Si vous souhaitez continuer à utiliser les mixins, vous aurez besoin de classes qui puissent hériter de plusieurs sources. Malheureusement, ce serait assez bouleversant de modifier le modèle d’héritage maintenant. Pour cette raison, JavaScript n’implémente pas l’héritage multiple de classes. Ceci étant dit, il existe une solution hybride qui permet d’utiliser les mixins dans un framework basé sur les classes.

Les fonctions suivantes, par exemple, sont basées sur l’idiome mixin extend :

function mix(...mixins) {
    class Mix {}

    // On ajoute toutes les méthodes et accesseurs
    // des mixins à la classe Mix.
    for (let mixin of mixins) {
        copyProperties(Mix, mixin);
        copyProperties(Mix.prototype, mixin.prototype);
    }
    
    return Mix;
}
function copyProperties(target, source) {
    for (let key of Reflect.ownKeys(source)) {
        if (key !== "constructor" && key !== "prototype" && key !== "name") {
            let desc = Object.getOwnPropertyDescriptor(source, key);
            Object.defineProperty(target, key, desc);
        }
    }
}

Cette fonction mix peut désormais être utilisée pour créer une classe parente composée. Il n’y a pas besoin de créer une relation d’héritage explicite entre les différents mixins. Si par exemple, on travaille sur un outil d’édition collaboratif et que les actions d’édition sont enregistrées et que le contenu de ces actions doit être sérialisé, on pourra utiliser la fonction mix pour définir la classe DistributedEdit :

class DistributedEdit extends mix(Loggable, Serializable) {
    // Méthodes d'événements
}

C’est ainsi qu’on mélange les deux approches efficacement. C’est aussi facile de voir comment étendre ce modèle pour gérer des classes mixin qui possèdent des classes parentes : il suffit de passer la classe parente dans le mélange et que la classe renvoyée étende cette classe parente.

Quand puis-je commencer à utiliser ces fonctionnalités ?

OK, on a beaucoup parlé des sous-classes et de décliner les objets natifs, mais peut-on les utiliser dès maintenant ?

À peu près. Parmi les principaux navigateurs, Chrome possède la plupart des fonctionnalités évoquées aujourd’hui. En mode strict, vous devriez pouvoir faire tout ce que nous avons vu à part décliner Array. Les autres types natifs sont fonctionnels mais Array est un peu particulier et ce n’est donc pas une surprise que ça prenne du temps. En ce qui concerne Firefox, je suis en train d’implémenter ces fonctionnalités et espère atteindre le même objectif (tout sauf les déclinaisons d’Array) très bientôt. Le bug 1141863 contient plus d’informations à ce sujet, il devrait arriver dans la version Nightly de Firefox d’ici quelques semaines.

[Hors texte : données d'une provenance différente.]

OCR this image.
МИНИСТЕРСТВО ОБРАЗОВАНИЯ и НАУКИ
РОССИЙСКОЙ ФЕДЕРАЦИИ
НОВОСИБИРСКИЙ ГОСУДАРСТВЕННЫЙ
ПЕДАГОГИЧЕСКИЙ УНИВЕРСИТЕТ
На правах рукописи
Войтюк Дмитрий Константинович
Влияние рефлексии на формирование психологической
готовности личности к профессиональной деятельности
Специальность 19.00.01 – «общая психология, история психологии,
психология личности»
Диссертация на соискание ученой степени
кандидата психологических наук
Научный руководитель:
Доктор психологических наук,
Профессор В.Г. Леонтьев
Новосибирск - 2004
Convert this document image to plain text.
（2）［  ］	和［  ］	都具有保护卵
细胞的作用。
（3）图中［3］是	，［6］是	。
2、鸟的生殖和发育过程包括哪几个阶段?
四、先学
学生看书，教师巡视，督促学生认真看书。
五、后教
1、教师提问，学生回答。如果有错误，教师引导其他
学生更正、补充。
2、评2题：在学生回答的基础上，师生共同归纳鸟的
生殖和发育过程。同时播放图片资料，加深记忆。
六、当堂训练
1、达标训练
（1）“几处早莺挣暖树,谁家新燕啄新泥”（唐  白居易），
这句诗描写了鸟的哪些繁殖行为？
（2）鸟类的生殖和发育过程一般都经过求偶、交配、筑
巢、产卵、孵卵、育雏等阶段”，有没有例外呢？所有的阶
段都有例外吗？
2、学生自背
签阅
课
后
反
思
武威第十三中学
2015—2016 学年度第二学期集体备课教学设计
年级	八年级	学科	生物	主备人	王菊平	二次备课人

Edge supporte super mais pas les sous-classes pour les types natifs. Safari ne supporte aucune de ces fonctionnalités.

Sur ce sujet, les transpileurs ne sont pas d’un grand secours. Ils permettent de créer des classes et d’utiliser super mais ils n’ont aucun moyen pour assister à la création de sous-classes des types natifs. En effet, il faut que le moteur JavaScript permette d’obtenir les instances de la classe de base pour les méthodes natives (par exemple quand on utilise Array.prototype.splice sur une classe).

Bon, ce fut un long billet ! La semaine prochaine, Jason Orendorff revient pour discuter du système des modules ES6 en détails.